The effect of breeding from the white rot fungus Phanerochaete chrysosporium ME446 on performance for lignin mineralization was examined. This model for informed strain improvement without mutagenesis is based on abundant restriction fragment length polymorphisms (RFLPs). Under optimized conditions for lignin mineralization, extracellular manganese peroxidase (MnP) but not lignin peroxidase (LiP) could be detected, so measurement of LiP activity is not a valid assay for lignin degradation. Mineralization of 14C-labelled synthetic lignin (14C-DHP) was used to compare the performance of the wild-type strain ME446 with those of sets of progeny strains.
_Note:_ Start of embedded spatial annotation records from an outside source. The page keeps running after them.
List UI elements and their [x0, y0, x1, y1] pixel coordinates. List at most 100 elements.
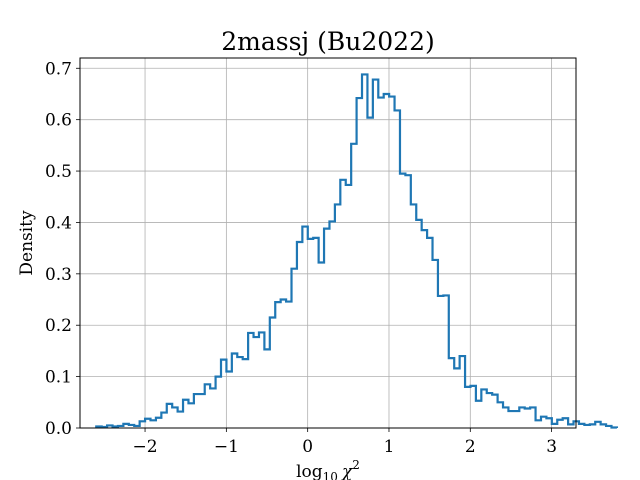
histogram-bin [340, 180, 345, 428]
histogram-bin [487, 393, 492, 428]
y-tick-label: 0.1 [45, 368, 72, 388]
x-tick-label: 2 [465, 437, 476, 457]
histogram-bin [584, 425, 589, 428]
histogram-bin [433, 260, 438, 428]
histogram-bin [536, 420, 541, 428]
histogram-bin [237, 357, 242, 428]
histogram-bin [178, 412, 183, 428]
histogram-bin [302, 227, 307, 428]
histogram-bin [438, 296, 443, 428]
histogram-bin [530, 407, 535, 428]
histogram-bin [465, 387, 470, 428]
histogram-bin [259, 332, 264, 428]
x-tick-label: 0 [302, 437, 313, 457]
histogram-bin [606, 426, 611, 428]
histogram-bin [427, 238, 432, 428]
histogram-bin [156, 418, 161, 428]
histogram-bin [411, 204, 416, 428]
histogram-bin [508, 411, 513, 428]
x-tick-label: −1 [214, 437, 239, 457]
histogram-bin [481, 389, 486, 428]
histogram-bin [422, 230, 427, 428]
histogram-bin [319, 263, 324, 428]
histogram-bin [297, 242, 302, 428]
histogram-bin [601, 424, 606, 428]
histogram-bin [389, 97, 394, 428]
histogram-bin [264, 349, 269, 428]
histogram-bin [145, 419, 150, 428]
histogram-bin [357, 98, 362, 428]
histogram-bin [563, 418, 568, 428]
y-tick-label: 0.2 [45, 316, 72, 336]
chart-title: 2massj (Bu2022) [221, 27, 434, 56]
x-axis: −2 −1 0 1 2 3 [133, 428, 557, 457]
histogram-step-line [95, 73, 619, 429]
histogram-bin [286, 302, 291, 428]
y-tick-label: 0.0 [45, 419, 72, 439]
histogram-bin [216, 377, 221, 428]
histogram-series [95, 73, 619, 429]
histogram-bin [552, 424, 557, 428]
histogram-bin [123, 424, 128, 428]
histogram-bin [470, 386, 475, 428]
histogram-bin [232, 353, 237, 428]
histogram-bin [590, 424, 595, 428]
histogram-bin [335, 204, 340, 428]
histogram-bin [140, 421, 145, 428]
histogram-bin [595, 422, 600, 428]
histogram-bin [395, 110, 400, 428]
x-axis-label-subscript: 10 [323, 470, 338, 480]
x-tick-label: 3 [546, 437, 557, 457]
histogram-bin [416, 220, 421, 428]
histogram-bin [384, 94, 389, 428]
histogram-bin [557, 420, 562, 428]
histogram-bin [210, 388, 215, 428]
histogram-bin [270, 318, 275, 428]
y-tick-label: 0.4 [45, 213, 72, 233]
histogram-bin [378, 98, 383, 428]
histogram-bin [199, 394, 204, 428]
x-axis-label: log10 χ2 [296, 458, 360, 480]
histogram-bin [324, 229, 329, 428]
histogram-bin [373, 80, 378, 428]
histogram-bin [351, 144, 356, 428]
histogram-bin [514, 411, 519, 428]
histogram-bin [221, 360, 226, 428]
grid-lines [80, 58, 576, 429]
x-axis-label-superscript: 2 [352, 458, 360, 472]
histogram-bin [281, 300, 286, 428]
histogram-bin [248, 333, 253, 428]
histogram-bin [243, 359, 248, 428]
histogram-bin [611, 427, 616, 428]
histogram-bin [313, 238, 318, 428]
histogram-bin [541, 417, 546, 428]
histogram-bin [579, 424, 584, 428]
histogram-bin [405, 175, 410, 428]
histogram-bin [546, 418, 551, 428]
histogram-bin [205, 384, 210, 428]
y-tick-label: 0.5 [45, 162, 72, 182]
y-axis-label: Density [17, 210, 37, 276]
x-axis-label-base: log [296, 462, 323, 480]
histogram-bin [498, 402, 503, 428]
histogram-bin [254, 337, 259, 428]
histogram-bin [362, 74, 367, 428]
histogram-bin [400, 174, 405, 428]
histogram-bin [519, 407, 524, 428]
histogram-bin [275, 302, 280, 428]
histogram-bin [443, 295, 448, 428]
x-tick-label: −2 [133, 437, 158, 457]
y-tick-label: 0.6 [45, 111, 72, 131]
histogram-bin [346, 185, 351, 428]
histogram-bin [329, 221, 334, 428]
y-axis: 0.0 0.1 0.2 0.3 0.4 0.5 0.6 0.7 [45, 59, 80, 439]
histogram-bin [568, 424, 573, 428]
histogram-bin [367, 118, 372, 428]
histogram-bin [503, 407, 508, 428]
plot-frame [79, 57, 577, 429]
histogram-bin [292, 269, 297, 428]
histogram-bin [167, 404, 172, 428]
histogram-bin [150, 420, 155, 428]
histogram-bin [172, 407, 177, 428]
Meiotic progeny from strain ME446, heterokaryotic progeny of crosses between such strains, and meiotic progeny of one heterokaryotic strain were examined. In each case, a minority of strains performed more efficiently than the parental strain ME446. The greatest range of lignin-mineralization performance (70-fold) was found within the set of initial progeny of ME446 and the narrowest was within the set of secondary homokaryotic strains. This is consistent with the view that a moderate number of determinants contribute to lignin mineralization performance. However, performance did not correlate with the possession of any single allele of those for 38 previously defined RFLP markers. The results show that lignin mineralization performance can be improved by cycles of crosses and fruiting, without mutagenesis.